Voltaire disait prosaïquement qu’il n’était pas d’accord avec ses contradicteurs, mais qu’il ferait tout pour qu’ils puissent s’exprimer. Trois siècles avant le nôtre, ce philosophe savait que le socle de la liberté et de la dignité, c’est la pluralité. Il faut du tout pour faire un monde, et toutes les lignes éditoriales doivent être respectées parce qu’elles expriment à la fois un besoin social et l’émergence continue de notre démocratie.

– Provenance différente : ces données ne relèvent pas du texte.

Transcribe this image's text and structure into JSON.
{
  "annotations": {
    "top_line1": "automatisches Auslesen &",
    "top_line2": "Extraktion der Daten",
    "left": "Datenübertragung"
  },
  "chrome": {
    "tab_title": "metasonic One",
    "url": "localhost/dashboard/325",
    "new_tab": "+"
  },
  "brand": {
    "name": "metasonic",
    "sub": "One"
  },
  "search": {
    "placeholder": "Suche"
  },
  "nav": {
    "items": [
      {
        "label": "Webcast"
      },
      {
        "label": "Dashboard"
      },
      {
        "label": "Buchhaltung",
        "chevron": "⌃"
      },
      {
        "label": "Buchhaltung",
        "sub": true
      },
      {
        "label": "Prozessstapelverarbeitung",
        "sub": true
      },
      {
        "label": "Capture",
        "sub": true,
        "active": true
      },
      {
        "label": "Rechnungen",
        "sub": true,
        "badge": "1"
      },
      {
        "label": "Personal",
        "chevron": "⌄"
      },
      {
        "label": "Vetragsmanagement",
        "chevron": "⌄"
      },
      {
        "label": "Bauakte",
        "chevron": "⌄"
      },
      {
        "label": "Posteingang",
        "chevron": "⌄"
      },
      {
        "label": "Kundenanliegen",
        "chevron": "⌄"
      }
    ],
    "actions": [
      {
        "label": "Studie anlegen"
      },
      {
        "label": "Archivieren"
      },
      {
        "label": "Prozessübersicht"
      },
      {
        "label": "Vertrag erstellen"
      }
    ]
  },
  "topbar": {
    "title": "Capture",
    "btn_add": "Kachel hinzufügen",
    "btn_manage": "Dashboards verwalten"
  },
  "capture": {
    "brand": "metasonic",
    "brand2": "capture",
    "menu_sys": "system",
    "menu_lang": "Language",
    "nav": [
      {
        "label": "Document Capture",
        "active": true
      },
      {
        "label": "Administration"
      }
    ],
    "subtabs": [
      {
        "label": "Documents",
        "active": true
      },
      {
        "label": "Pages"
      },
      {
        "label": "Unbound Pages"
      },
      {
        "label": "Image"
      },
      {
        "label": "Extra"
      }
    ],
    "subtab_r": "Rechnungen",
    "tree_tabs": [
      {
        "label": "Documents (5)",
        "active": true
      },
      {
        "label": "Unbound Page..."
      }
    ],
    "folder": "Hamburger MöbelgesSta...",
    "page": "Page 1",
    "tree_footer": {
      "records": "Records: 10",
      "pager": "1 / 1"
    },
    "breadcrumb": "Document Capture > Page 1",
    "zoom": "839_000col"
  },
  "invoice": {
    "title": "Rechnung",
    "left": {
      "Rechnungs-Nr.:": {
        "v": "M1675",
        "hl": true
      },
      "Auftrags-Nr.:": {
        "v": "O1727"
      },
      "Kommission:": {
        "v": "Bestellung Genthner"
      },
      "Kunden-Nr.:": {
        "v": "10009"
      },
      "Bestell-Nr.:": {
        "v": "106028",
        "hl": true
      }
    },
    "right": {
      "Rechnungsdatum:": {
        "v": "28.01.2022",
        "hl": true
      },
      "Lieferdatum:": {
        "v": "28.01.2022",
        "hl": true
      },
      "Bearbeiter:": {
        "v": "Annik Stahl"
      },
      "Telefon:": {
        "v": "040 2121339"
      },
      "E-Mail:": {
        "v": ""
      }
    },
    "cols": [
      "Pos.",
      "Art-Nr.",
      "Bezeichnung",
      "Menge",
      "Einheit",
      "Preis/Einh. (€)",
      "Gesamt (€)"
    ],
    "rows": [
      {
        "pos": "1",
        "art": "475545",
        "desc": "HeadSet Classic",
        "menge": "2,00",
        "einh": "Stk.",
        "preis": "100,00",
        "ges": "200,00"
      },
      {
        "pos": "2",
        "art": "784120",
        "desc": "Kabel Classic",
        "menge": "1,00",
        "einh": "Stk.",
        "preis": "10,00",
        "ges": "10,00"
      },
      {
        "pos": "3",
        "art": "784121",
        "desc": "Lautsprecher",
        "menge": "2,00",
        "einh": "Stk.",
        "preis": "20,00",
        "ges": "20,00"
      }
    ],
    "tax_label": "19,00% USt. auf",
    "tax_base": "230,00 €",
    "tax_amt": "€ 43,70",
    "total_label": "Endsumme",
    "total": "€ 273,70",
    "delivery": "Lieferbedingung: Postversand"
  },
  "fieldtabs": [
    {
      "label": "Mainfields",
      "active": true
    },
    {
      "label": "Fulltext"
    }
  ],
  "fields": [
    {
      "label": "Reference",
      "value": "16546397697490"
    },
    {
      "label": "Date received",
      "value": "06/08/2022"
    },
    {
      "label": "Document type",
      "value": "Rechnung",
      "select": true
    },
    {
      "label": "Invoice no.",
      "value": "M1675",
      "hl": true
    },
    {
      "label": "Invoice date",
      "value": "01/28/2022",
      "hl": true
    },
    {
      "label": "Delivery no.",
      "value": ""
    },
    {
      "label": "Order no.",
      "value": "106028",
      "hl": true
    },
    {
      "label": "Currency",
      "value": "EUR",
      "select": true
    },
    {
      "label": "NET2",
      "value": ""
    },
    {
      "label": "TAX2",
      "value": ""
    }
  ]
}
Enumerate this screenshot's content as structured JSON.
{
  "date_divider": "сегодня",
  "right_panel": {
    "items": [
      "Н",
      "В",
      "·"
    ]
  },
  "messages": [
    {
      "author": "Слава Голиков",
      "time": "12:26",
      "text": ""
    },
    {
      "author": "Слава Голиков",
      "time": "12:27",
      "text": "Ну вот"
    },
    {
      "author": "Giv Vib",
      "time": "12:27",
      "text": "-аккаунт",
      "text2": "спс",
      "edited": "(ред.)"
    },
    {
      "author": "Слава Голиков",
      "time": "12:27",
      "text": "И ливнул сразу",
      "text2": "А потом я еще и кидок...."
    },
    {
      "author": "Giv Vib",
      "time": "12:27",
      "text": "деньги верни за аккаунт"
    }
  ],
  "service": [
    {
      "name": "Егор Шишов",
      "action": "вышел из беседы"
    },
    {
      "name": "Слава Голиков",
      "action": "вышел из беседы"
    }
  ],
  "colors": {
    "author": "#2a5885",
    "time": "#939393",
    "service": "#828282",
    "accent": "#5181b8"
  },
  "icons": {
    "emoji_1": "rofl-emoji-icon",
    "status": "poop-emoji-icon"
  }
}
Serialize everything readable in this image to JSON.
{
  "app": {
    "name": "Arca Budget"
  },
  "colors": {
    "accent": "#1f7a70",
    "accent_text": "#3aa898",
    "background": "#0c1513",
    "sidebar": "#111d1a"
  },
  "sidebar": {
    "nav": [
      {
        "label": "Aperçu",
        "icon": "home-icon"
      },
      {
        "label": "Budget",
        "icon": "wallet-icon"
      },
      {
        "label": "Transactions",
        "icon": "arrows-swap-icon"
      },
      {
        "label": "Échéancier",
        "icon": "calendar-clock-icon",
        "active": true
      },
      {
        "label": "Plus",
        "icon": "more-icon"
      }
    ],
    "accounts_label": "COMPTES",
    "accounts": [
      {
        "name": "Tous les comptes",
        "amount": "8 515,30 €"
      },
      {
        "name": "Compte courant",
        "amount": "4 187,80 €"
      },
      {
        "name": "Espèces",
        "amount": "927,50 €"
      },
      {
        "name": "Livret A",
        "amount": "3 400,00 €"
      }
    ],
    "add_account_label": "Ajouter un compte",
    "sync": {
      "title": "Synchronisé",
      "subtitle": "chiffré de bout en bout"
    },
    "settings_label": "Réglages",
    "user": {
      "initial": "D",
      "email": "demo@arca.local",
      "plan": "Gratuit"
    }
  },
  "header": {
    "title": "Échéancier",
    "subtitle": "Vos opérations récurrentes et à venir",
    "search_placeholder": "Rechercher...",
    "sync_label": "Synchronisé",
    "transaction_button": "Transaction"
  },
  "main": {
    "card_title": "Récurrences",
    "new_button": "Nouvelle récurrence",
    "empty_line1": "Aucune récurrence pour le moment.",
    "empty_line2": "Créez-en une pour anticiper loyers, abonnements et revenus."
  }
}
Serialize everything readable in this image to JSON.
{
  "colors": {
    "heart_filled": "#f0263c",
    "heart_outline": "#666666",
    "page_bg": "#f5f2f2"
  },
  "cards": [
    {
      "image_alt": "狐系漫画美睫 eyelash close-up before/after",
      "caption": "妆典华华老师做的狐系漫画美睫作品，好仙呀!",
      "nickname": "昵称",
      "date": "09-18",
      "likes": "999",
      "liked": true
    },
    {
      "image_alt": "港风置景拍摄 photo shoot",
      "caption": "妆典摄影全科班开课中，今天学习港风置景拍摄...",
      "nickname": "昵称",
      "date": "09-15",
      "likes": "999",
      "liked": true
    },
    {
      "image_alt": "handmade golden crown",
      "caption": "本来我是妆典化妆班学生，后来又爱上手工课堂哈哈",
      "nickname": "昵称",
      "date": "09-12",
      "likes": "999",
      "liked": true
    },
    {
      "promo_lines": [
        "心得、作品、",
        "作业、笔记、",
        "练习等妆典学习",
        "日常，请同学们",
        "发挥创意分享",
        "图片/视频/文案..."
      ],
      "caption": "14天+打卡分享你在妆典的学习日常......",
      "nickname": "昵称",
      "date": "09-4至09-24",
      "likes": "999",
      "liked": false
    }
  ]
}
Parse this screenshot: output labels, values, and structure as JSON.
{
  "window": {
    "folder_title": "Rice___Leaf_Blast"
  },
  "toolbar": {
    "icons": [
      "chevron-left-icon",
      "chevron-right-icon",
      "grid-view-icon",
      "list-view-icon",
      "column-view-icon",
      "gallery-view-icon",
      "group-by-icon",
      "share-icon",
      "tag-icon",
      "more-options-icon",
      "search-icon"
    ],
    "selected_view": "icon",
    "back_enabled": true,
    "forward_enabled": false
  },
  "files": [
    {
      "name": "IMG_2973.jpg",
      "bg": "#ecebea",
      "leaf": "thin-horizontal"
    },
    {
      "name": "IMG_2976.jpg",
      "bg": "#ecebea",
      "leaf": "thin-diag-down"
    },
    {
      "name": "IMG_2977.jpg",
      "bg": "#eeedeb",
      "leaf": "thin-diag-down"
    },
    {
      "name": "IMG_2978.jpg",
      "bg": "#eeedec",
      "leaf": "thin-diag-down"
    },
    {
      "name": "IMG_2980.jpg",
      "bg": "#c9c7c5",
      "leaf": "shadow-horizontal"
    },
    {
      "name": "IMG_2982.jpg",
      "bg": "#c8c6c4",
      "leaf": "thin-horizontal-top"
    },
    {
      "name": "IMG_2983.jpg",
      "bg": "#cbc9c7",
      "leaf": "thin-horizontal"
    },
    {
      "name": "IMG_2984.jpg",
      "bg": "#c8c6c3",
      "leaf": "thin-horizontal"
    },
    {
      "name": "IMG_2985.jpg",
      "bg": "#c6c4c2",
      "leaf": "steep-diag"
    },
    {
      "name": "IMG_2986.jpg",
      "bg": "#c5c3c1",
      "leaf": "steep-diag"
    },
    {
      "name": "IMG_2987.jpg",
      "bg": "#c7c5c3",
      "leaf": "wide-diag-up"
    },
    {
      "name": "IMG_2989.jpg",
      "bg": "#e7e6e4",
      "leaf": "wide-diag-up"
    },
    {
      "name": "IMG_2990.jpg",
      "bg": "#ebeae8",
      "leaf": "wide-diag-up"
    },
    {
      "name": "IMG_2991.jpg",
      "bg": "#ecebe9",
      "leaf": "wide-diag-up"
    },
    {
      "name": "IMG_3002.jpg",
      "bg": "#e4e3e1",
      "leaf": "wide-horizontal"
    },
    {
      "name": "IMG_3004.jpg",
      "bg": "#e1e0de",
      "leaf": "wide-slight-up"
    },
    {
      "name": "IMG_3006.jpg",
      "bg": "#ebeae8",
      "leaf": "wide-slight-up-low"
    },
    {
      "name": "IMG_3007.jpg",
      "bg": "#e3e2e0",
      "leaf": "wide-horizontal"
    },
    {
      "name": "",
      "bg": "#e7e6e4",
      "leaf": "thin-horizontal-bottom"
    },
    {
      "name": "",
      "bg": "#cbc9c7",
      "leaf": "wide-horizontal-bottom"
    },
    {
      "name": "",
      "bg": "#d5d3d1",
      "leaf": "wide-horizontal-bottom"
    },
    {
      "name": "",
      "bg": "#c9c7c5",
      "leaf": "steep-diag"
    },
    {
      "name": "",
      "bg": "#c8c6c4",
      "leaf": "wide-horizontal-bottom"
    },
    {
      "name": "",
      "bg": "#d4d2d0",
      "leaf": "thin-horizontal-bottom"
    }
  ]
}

Les médialogues disent d’ailleurs que tous les médias, privés et publics, sont les biens, le patrimoine de la société, quel que soit leur statut, quelle que soit leur ligne éditoriale. Du reste, la tolérance et la paix, deux valeurs républicaines si chères aux vrais démocrates, plongent profondément et hardiment leurs racines dans le respect d’autrui, dans ce que celui-ci a de différent.

C’est pourquoi, nous avons la faiblesse, la prétention, voire l’effronterie de féliciter tous les hommes politiques, tous les hommes et femmes des médias burkinabè, et par-delà eux, la nervure principale de ce gigantesque ouvrage médiatique que sont le Conseil supérieur de la communication et son brain-trust.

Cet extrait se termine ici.